"Uma revista para educadoras(res) e apaixonadas(os) pela Língua Portuguesa"
A última flor do Lácio
A última flor do Lácio
texto - Fernando Sabino; ilustração - Criss de Paulo
01 de agosto de 2013
As práticas de leitura e escrita em nosso tempo
Estou numa sala de aula do Ginásio Mineiro, em Belo Horizonte. Acabamos de entrar na classe em fila, como soldados. O modelo de nosso uniforme, aliás (de cor cáqui, calça comprida e dólmã), é de nítida inspiração militar.
Eis que chega o professor. Todos nos erguemos num movimento único e só tornamos a nos sentar quando ele assim o ordena com um gesto de mão, já aboletado à sua mesa, sobre um estrado. É um velho magro, crânio pelado, olhos suaves por detrás dos óculos grossos, terno escuro meio surrado, voz indiferente e monótona. Ele agora está fazendo a chamada e cada um se levanta dizendo presente. Todos têm um número, o meu é o onze.
Mas ele se dirige a nós pelo sobrenome e nos chama de senhor: Senhor Sabino, sente-se direito; Senhor Pellegrino, tenha modos. Este, sempre irrequieto na carteira à minha frente, volta-se para me dizer um gracejo, e corremos ambos o risco de ser convidados a sair da sala, como frequentemente acontece, antes que comece a aula.
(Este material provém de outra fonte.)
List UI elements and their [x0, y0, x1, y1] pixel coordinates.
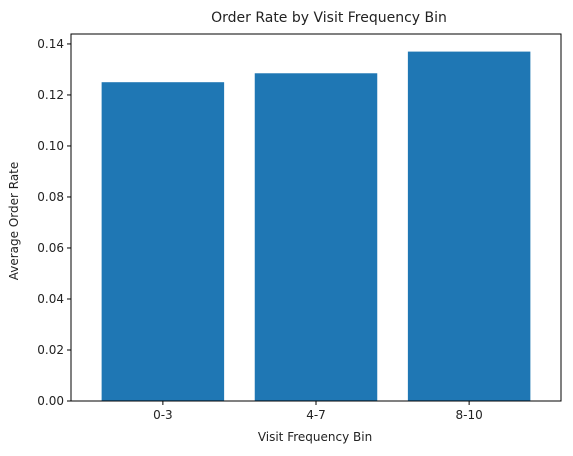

É uma aula de Português. Sujeito, predicado e complemento. Concordância, regência. Figuras de retórica. Idiotismos linguísticos. Já aprendemos o que é anacoluto – não é um palavrão. Aprendemos outras coisas também – algumas que cheiram a dentista, como próclise, mesóclise. Só que dentro em pouco esqueceremos tudo.
As funções do quê, por exemplo, que é a matéria da aula de hoje. De que me adiantará na vida saber que o que pode ser tudo na oração, menos verbo? “Pode ser até substantivo: como nesta frase que acabei de dizer” – acrescenta o professor. O quê? Ouço uma mosca zumbindo no ar. Vejo o Senhor Pellegrino à minha frente a olhar distraído pela janela um pardal pousado na grade que circunda o ginásio. E o professor falando com voz arrastada, de vez em quando se arrastando ele próprio até o quadro-negro para escrever qualquer coisa. E o ruído do giz na lousa me arrepiando a pele. Os olhos me pesam de sono, deixo pender a cabeça. O aluno de número onze está dormindo.
Acordo de súbito com uma tremenda gritaria. Olho ao redor e me vejo cercado de alunos também de doze e treze anos, mas com uniformes esportivos, camisas leves, calças curtas – e saias, porque há meninos e meninas misturados. Alegres e veementes, estão todos respondendo ao mesmo tempo a uma pergunta do professor. A sala de aula é outra, outros são os alunos e – verifico estupefato – o professor na verdade é uma professora: uma jovem de calças compridas e blusa fina, de pé, apoiada na mesa, um livro aberto na mão. Tem cabelos louros, olhos claros, é de despertar a admiração, para dizer o menos, do aluno número onze do Ginásio Mineiro.
Mas já não estou no Ginásio Mineiro e sim num colégio do Leblon, em 1974.
É também uma aula de Português. O plá, como dizem os alunos, vem a ser comunicação: Comunicação em Língua Portuguesa para a 7ª série do Primeiro Grau. Equivale ao nosso 2º- ano de ginásio, é o que me informam. A autora se chama Magda Soares: atualmente uma das maiorais do livro didático, é o que também me informam. Outra das melhores, segundo ouvi dizer, é Maria Helena Silveira. Este negócio de livro didático eu não entendo – só sei que o assunto é controverso e explosivo. A apresentação gráfica é admirável – disso entendo alguma coisa, afinal já fui editor.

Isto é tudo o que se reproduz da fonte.